Design/methodology/approach – The paper adopts an extensive and critical review of the literature, with regard to the adoption, uptake and impact of internet retailing, as published in the academic literature over the past 20 years.
Findings – In hindsight, it can be seen that many of the original predictions, made at the dawn of the internet era, have not become a reality: retailers are not cannibalising their own custom, virtual merchants are not dominating the market-place, and the high street has not, as yet, been put out of business. By contrast, other predications have come to pass: electronic intermediaries are playing an increasingly important role, “one-to-one” marketing has become a reality, prices are more competitive, and perhaps most importantly the consumer has become more powerful.

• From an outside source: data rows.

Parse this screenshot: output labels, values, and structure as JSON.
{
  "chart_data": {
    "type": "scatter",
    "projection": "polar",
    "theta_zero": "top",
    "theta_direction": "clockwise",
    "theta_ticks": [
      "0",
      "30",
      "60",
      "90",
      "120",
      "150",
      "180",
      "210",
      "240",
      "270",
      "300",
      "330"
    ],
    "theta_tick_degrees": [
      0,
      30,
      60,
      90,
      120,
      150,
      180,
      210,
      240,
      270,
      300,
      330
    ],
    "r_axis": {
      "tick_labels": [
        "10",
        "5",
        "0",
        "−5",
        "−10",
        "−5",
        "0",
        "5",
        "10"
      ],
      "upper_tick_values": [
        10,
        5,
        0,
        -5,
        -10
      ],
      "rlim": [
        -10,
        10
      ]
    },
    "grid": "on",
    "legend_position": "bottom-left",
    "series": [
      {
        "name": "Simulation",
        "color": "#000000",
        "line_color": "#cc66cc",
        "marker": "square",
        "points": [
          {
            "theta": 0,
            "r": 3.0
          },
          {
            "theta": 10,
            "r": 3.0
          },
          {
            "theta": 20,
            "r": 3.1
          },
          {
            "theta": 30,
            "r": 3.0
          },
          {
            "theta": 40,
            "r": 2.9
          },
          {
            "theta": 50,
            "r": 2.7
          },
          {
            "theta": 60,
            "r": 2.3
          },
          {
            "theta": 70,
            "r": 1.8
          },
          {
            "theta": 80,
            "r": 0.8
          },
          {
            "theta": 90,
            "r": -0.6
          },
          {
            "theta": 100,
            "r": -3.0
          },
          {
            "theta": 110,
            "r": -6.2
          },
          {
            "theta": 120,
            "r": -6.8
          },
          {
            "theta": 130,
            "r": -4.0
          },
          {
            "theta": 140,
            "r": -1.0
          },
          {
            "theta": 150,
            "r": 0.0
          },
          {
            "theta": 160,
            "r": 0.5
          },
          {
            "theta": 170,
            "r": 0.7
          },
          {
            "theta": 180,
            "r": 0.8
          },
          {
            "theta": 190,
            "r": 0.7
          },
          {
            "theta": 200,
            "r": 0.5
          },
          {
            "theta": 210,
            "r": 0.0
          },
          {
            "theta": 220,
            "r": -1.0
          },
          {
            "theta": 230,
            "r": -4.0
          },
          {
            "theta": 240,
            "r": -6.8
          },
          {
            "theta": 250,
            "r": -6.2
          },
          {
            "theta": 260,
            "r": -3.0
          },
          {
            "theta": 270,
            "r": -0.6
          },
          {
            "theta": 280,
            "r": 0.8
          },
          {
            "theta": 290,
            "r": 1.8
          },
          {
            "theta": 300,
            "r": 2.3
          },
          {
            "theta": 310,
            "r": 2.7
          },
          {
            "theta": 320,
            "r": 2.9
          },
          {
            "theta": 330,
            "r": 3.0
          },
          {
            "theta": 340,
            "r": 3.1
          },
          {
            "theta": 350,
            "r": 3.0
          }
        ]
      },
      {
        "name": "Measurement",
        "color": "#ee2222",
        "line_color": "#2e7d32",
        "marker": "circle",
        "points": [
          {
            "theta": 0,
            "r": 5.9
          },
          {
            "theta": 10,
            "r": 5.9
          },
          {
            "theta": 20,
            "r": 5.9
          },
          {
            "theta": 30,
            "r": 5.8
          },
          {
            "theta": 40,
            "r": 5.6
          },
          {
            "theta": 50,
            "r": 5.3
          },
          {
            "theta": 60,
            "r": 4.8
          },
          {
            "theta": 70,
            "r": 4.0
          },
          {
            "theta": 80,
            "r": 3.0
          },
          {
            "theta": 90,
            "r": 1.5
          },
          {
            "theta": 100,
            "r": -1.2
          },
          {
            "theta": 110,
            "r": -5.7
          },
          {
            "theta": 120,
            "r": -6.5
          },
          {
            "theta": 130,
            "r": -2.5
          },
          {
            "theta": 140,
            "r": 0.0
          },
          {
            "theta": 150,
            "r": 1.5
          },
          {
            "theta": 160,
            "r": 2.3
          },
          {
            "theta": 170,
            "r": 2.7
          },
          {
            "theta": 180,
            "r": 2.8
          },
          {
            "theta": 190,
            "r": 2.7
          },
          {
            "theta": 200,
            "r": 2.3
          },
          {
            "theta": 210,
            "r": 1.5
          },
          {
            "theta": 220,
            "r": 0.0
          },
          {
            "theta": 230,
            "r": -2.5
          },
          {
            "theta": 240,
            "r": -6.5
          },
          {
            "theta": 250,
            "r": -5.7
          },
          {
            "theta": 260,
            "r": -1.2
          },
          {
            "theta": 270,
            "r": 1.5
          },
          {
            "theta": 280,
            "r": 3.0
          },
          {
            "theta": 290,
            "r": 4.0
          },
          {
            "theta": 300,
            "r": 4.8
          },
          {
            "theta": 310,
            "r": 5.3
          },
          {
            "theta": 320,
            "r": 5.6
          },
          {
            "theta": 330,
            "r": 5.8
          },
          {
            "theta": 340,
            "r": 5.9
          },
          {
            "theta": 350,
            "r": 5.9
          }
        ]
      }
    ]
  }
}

Research limitations/implications – Providing a brief review of the past, present and future of online retailing is an extremely ambitious undertaking, especially given the vast amount of literature that has been published in this area. In attempting to provide an overall impression of the broad themes, and most important findings, to emerge from this important body of literature, it is inevitable that many important pieces of work will have been either missed or underplayed. Consequently, there is a need for follow-up studies that aim to provide deeper and richer reviews of more narrowly defined elements of this vast landscape.
Originality/value – This study presents one of the first and most thorough reappraisals of the initial literature with regard to the likely development, implications, and impact of internet retailing. Moreover, the paper seeks to break new ground by attempting to use the current literature to help predict future directions and trends for online shopping.